A man from the Frozen Shore and his reindeer. Art by Noah aka @samanthatarly, commissioned by me.

Something else that I wanted to touch on here is how many different Free Folk cultures there are. In the eyes of most of Westeros, the Free Folk are just a hoard of wild folk, but as we learn when Jon grows closer to them, there’s much more to them than that. They’re not just uncivilised brutes, they have a culture. Or rather, several different cultures. They create things just like in the land south of the Wall: clothing, jewellery, music, etc. They have traditions and customs, and these all vary between different tribes.

There were cookfires all along the river, amongst wayns and carts and sleds. Many of the wildlings had thrown up tents, of hide and skin and felted wool. Others sheltered behind rocks in crude lean-tos, or slept beneath their wagons. At one fire Jon saw a man hardening the points of long wooden spears and tossing them in a pile. Elsewhere two bearded youths in boiled leather were sparring with staffs, leaping at each other over the flames, grunting each time one landed a blow. A dozen women sat nearby in a circle, fletching arrows. (…) There was no doubting which tent was the king’s. It was thrice the size of the next largest he’d seen, and he could hear music drifting from within. Like many of the lesser tents it was made of sewn hides with the fur still on, but Mance Rayder’s hides were the shaggy white pelts of snow bears. The peaked roof was crowned with a huge set of antlers from one of the giant elks that had once roamed freely throughout the Seven Kingdoms, in the times of the First Men

A Storm of Swords, Jon I.

Along with the Tormunds and the Longspears rode other sorts of wildlings, though; men like Rattleshirt and the Weeper who would as soon slit you as spit on you. There was Harma Dogshead, a squat keg of a woman with cheeks like slabs of white meat, who hated dogs and killed one every fortnight to make a fresh head for her banner; earless Styr, Magnar of Thenn, whose own people thought him more god than lord; Varamyr Sixskins, a small mouse of a man whose steed was a savage white snow bear that stood thirteen feet tall on its hind legs.
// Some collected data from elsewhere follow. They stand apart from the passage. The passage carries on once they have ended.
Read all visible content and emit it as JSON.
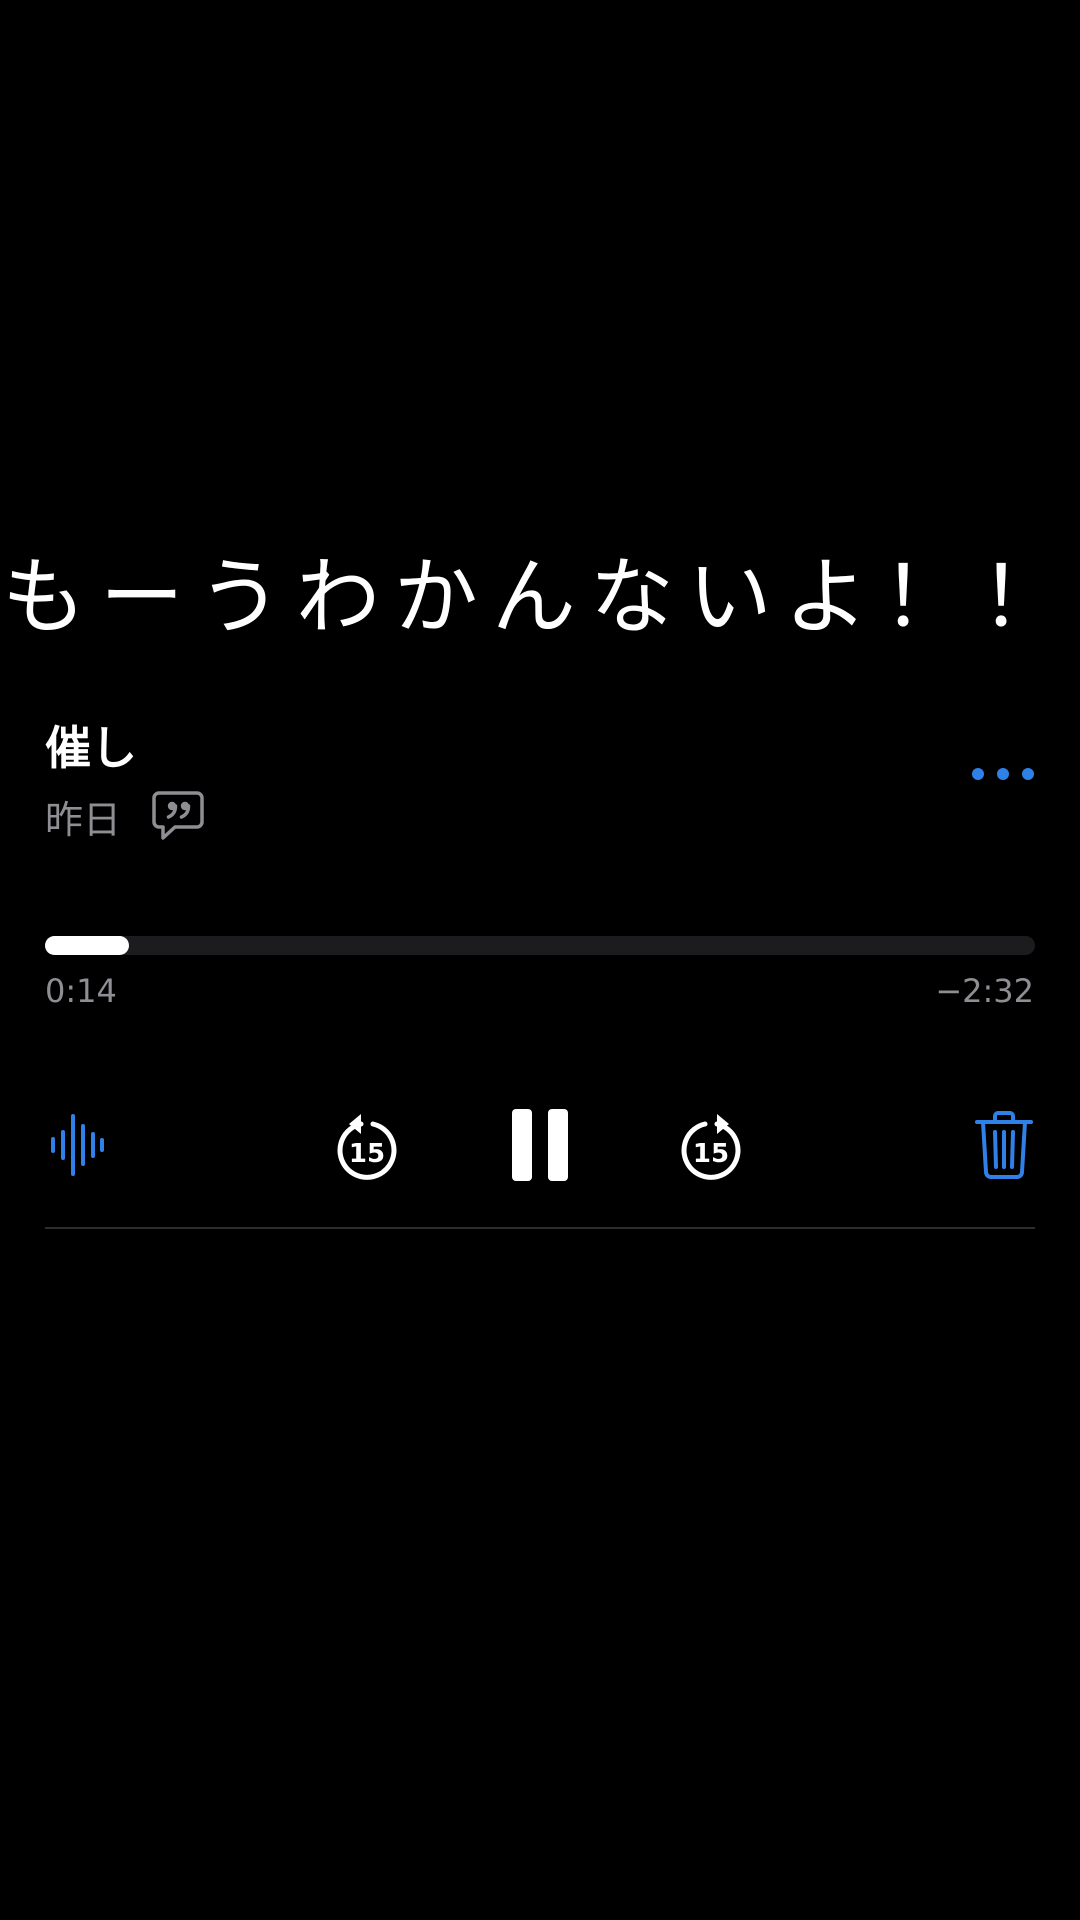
{
  "overlay": {
    "text": "もーうわかんないよ！！"
  },
  "recording": {
    "title": "催し",
    "date": "昨日",
    "transcript_icon": "quote-bubble-icon",
    "more_icon": "ellipsis-icon"
  },
  "playback": {
    "elapsed": "0:14",
    "remaining": "−2:32",
    "progress_fraction": 0.085
  },
  "controls": {
    "waveform_icon": "waveform-icon",
    "skip_back_icon": "skip-back-15-icon",
    "skip_back_seconds": "15",
    "pause_icon": "pause-icon",
    "skip_forward_icon": "skip-forward-15-icon",
    "skip_forward_seconds": "15",
    "delete_icon": "trash-icon"
  },
  "colors": {
    "accent": "#2f81e8",
    "background": "#000000",
    "secondary_text": "#8e8e93",
    "track": "#1c1c1e"
  }
}
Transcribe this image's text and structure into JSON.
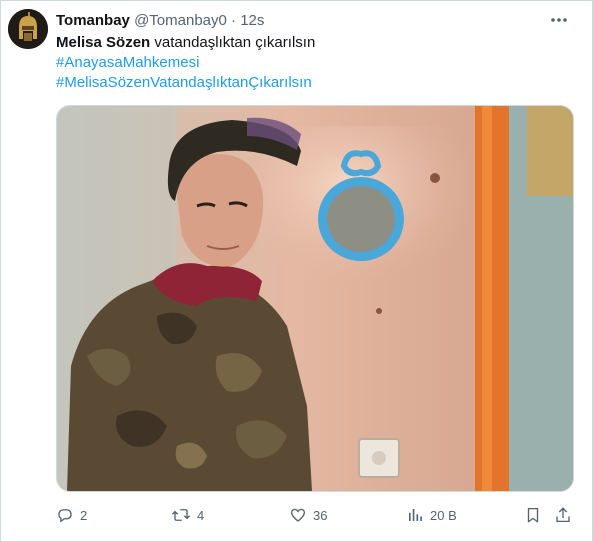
{
  "tweet": {
    "display_name": "Tomanbay",
    "handle": "@Tomanbay0",
    "separator": "·",
    "time": "12s",
    "text_bold": "Melisa Sözen",
    "text_rest": " vatandaşlıktan çıkarılsın",
    "hashtags": [
      "#AnayasaMahkemesi",
      "#MelisaSözenVatandaşlıktanÇıkarılsın"
    ]
  },
  "icons": {
    "avatar": "helmet-avatar",
    "more": "more-icon",
    "reply": "reply-icon",
    "retweet": "retweet-icon",
    "like": "heart-icon",
    "views": "views-icon",
    "bookmark": "bookmark-icon",
    "share": "share-icon"
  },
  "actions": {
    "replies": "2",
    "retweets": "4",
    "likes": "36",
    "views": "20 B"
  },
  "colors": {
    "text": "#0f1419",
    "muted": "#536471",
    "link": "#1d9bf0",
    "border": "#cfd9de"
  }
}
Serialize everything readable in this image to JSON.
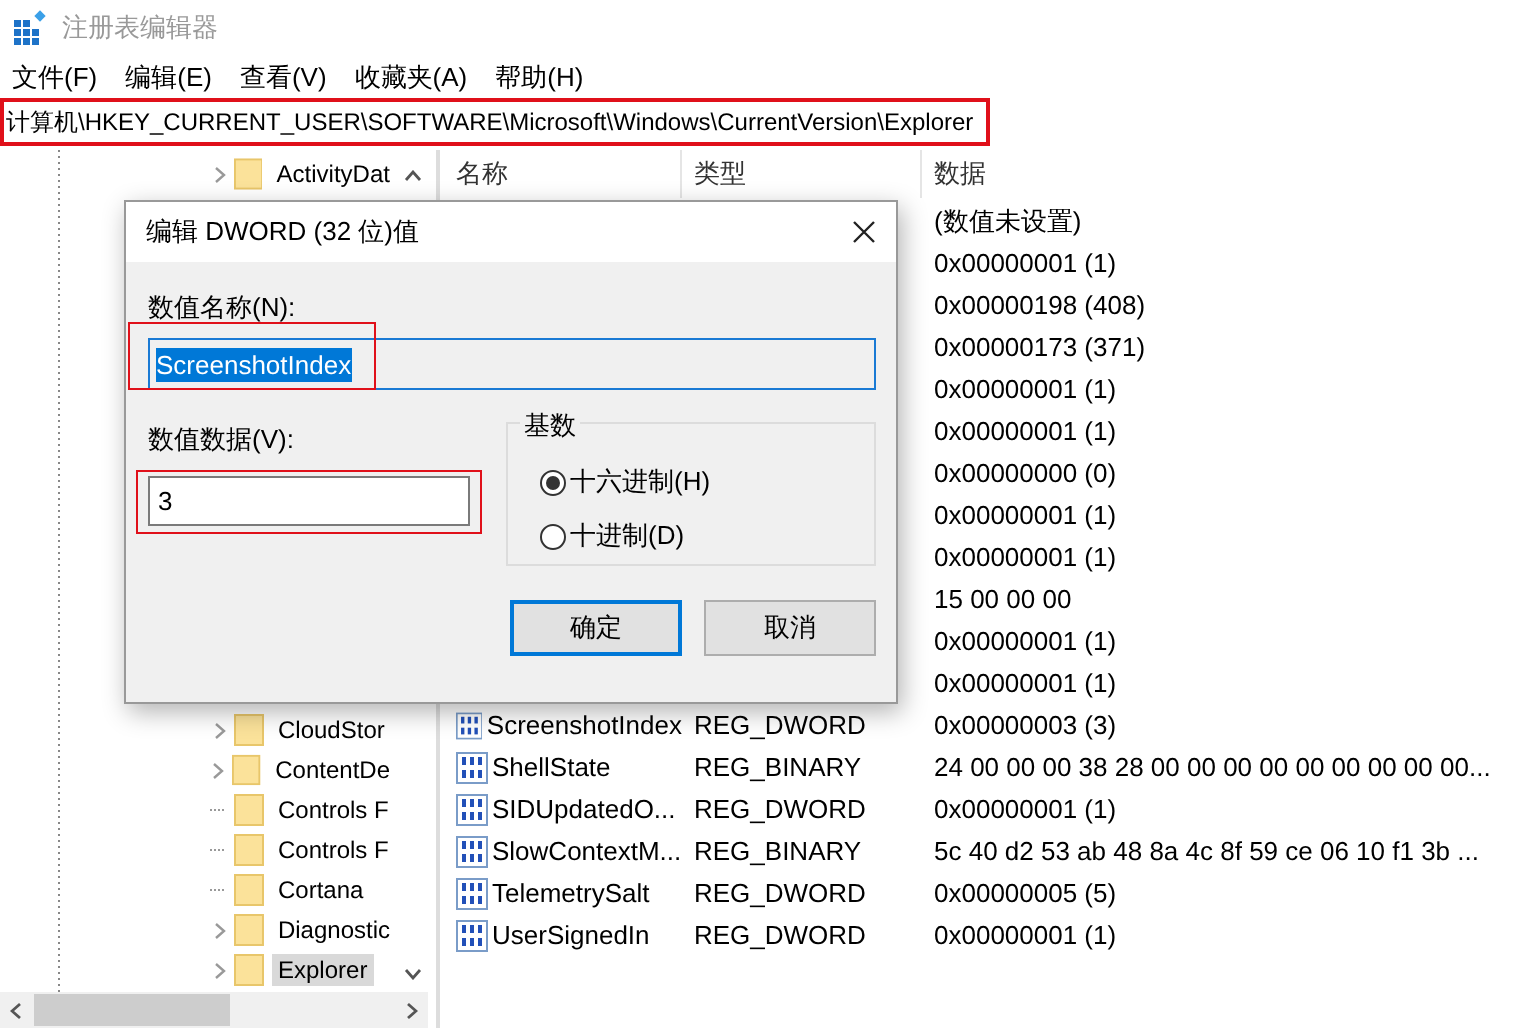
{
  "window": {
    "title": "注册表编辑器"
  },
  "menu": [
    "文件(F)",
    "编辑(E)",
    "查看(V)",
    "收藏夹(A)",
    "帮助(H)"
  ],
  "address": {
    "path": "计算机\\HKEY_CURRENT_USER\\SOFTWARE\\Microsoft\\Windows\\CurrentVersion\\Explorer",
    "highlighted": true
  },
  "tree": [
    {
      "label": "ActivityDat",
      "expandable": true,
      "selected": false
    },
    {
      "label": "CloudStor",
      "expandable": true,
      "selected": false,
      "gap_before": true
    },
    {
      "label": "ContentDe",
      "expandable": true,
      "selected": false
    },
    {
      "label": "Controls F",
      "expandable": false,
      "selected": false
    },
    {
      "label": "Controls F",
      "expandable": false,
      "selected": false
    },
    {
      "label": "Cortana",
      "expandable": false,
      "selected": false
    },
    {
      "label": "Diagnostic",
      "expandable": true,
      "selected": false
    },
    {
      "label": "Explorer",
      "expandable": true,
      "selected": true
    }
  ],
  "list": {
    "columns": [
      "名称",
      "类型",
      "数据"
    ],
    "rows": [
      {
        "data": "(数值未设置)"
      },
      {
        "data": "0x00000001 (1)"
      },
      {
        "data": "0x00000198 (408)"
      },
      {
        "data": "0x00000173 (371)"
      },
      {
        "data": "0x00000001 (1)"
      },
      {
        "data": "0x00000001 (1)"
      },
      {
        "data": "0x00000000 (0)"
      },
      {
        "data": "0x00000001 (1)"
      },
      {
        "data": "0x00000001 (1)"
      },
      {
        "data": "15 00 00 00"
      },
      {
        "data": "0x00000001 (1)"
      },
      {
        "data": "0x00000001 (1)"
      },
      {
        "name": "ScreenshotIndex",
        "type": "REG_DWORD",
        "data": "0x00000003 (3)"
      },
      {
        "name": "ShellState",
        "type": "REG_BINARY",
        "data": "24 00 00 00 38 28 00 00 00 00 00 00 00 00 00..."
      },
      {
        "name": "SIDUpdatedO...",
        "type": "REG_DWORD",
        "data": "0x00000001 (1)"
      },
      {
        "name": "SlowContextM...",
        "type": "REG_BINARY",
        "data": "5c 40 d2 53 ab 48 8a 4c 8f 59 ce 06 10 f1 3b ..."
      },
      {
        "name": "TelemetrySalt",
        "type": "REG_DWORD",
        "data": "0x00000005 (5)"
      },
      {
        "name": "UserSignedIn",
        "type": "REG_DWORD",
        "data": "0x00000001 (1)"
      }
    ]
  },
  "dialog": {
    "title": "编辑 DWORD (32 位)值",
    "name_label": "数值名称(N):",
    "name_value": {
      "text": "ScreenshotIndex",
      "highlighted": true
    },
    "data_label": "数值数据(V):",
    "data_value": {
      "text": "3",
      "highlighted": true
    },
    "base": {
      "title": "基数",
      "options": [
        {
          "label": "十六进制(H)",
          "selected": true
        },
        {
          "label": "十进制(D)",
          "selected": false
        }
      ]
    },
    "buttons": [
      {
        "label": "确定",
        "default": true
      },
      {
        "label": "取消",
        "default": false
      }
    ]
  }
}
And there were folks fiercer even than Varamyr, from the northernmost reaches of the haunted forest, the hidden valleys of the Frostfangs, and even queerer places: the men of the Frozen Shore who rode in chariots made of walrus bones pulled along by packs of savage dogs, the terrible ice-river clans who were said to feast on human flesh, the cave dwellers with their faces dyed blue and purple and green. With his own eyes Jon had beheld the Hornfoot men trotting along in column on bare soles as hard as boiled leather. He had not seen any snarks or grumpkins, but for all he knew Tormund would be having some to supper.

Half the wildling host had lived all their lives without so much as a glimpse of the Wall, Jon judged, and most of those spoke no word of the Common Tongue. It did not matter. Mance Rayder spoke the Old Tongue, even sang in it, fingering his lute and filling the night with strange wild music.

A Storm of Swords, Jon II

“As they passed, each warrior stripped off his treasures and tossed them into one of the carts that the stewards had placed before the gate. Amber pendants, golden torques, jewelled daggers, silver brooches set with gemstones, bracelets, rings, niello cups and golden goblets, warhorns and drinking horns, a green jade comb, a necklace of freshwater pearls… all yielded up and noted down by Bowen Marsh. One man surrendered a shirt of silver scales that had surely been made for some great lord. Another produced a broken sword with three sapphires in the hilt.

And there were queerer things: a toy mammoth made of actual mammoth hair, an ivory phallus, a helm made from a unicorn’s head, complete with horn.”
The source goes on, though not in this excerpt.